The Least You Can Do
“The Least You Can Do,” has two meanings: Either may apply to you. The first meaning is literal. You may believe that the pressure to be more respectful, to go easier on coworkers, or to get along better with others is a lot of PC nonsense. At the same time, you recognize that the recent events in the corporate world, Hollywood, and politics mean that if you continue leading and communicating in the same way, you risk an unhappy or shortened career. You are faced with the dilemma of protecting yourself by changing, although you do not believe you should have to make these changes. In this case, you may only want to literally do the very least you would have to do to protect yourself.
The second meaning is the pursuit of the morally, ethically, or professionally “right” thing to do. These are actions you would do even if all the pressure disappeared and you received no reward. For example, if someone in a wheelchair asked for help, you would certainly assist them to cross the street. If they offered to pay you, you might say, “Absolutely, not. This was the least I could do.”
If I do my job, you will decide to adopt the mindset and people skills presented in this book because they are the least you can do in this second sense. The good news is that, if you adopt this attitude and these tools, you can be 100% authentic, and you will be even more successful in achieving your goals than you already are. At the same time, you will be seen as tougher than you were seen before.

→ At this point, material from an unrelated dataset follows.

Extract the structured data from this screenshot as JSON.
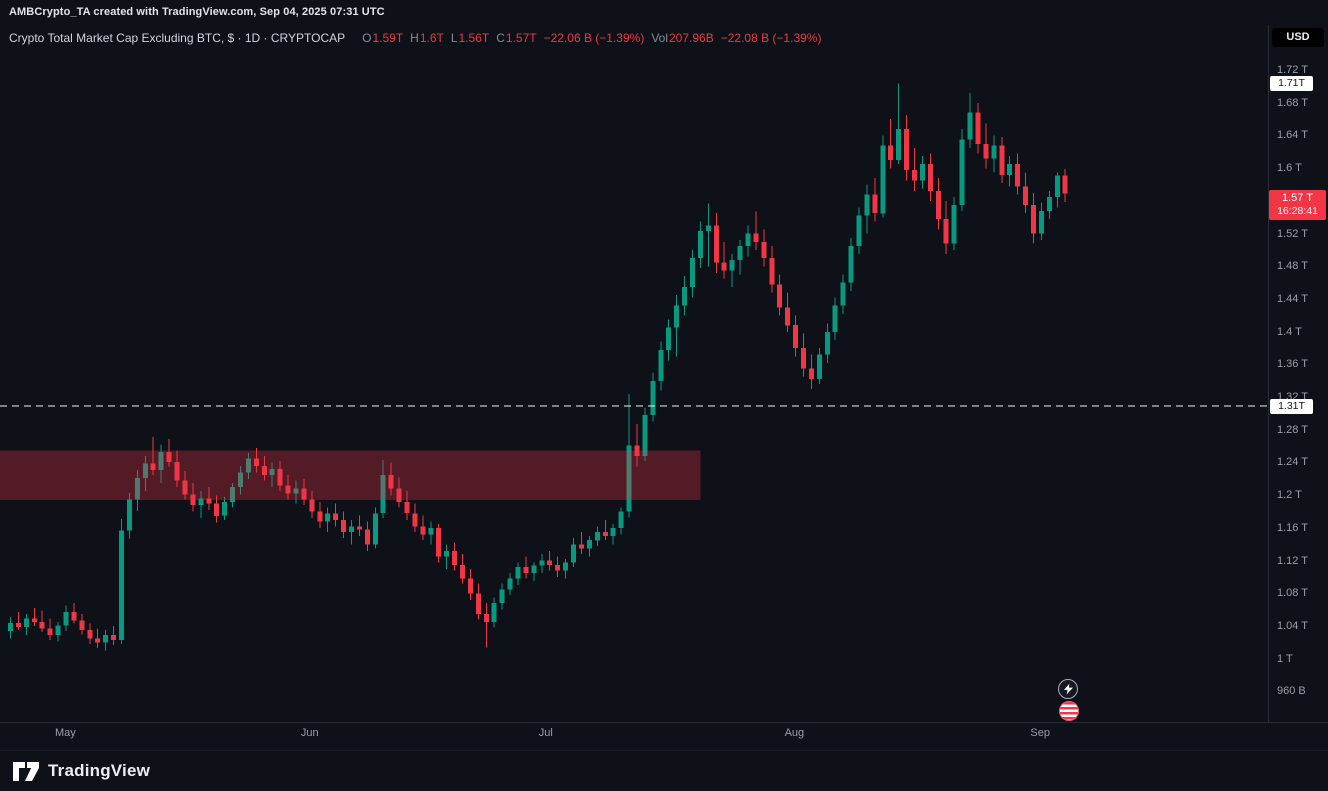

What makes this book different is the perspective about what it means to be a no-bullshit executive—and a warrior—that I have come to understand as a result of my volunteer work with The Honor Foundation (THF). THF is a nonprofit organization that helps the US Special Operations Forces transition to civilian life. These include the Navy SEALs, the Marine Raiders, the Green Berets, and the Air Force Pararescue men and Combat Controllers.
Because of my work with THF, I am better able to articulate that your warrior spirit is not recognized and appreciated in our current culture. Ultimately, this book is about challenging you to become a better no-bullshit executive. The point is not to convince you to start taking bullshit. It’s to help you become a better warrior.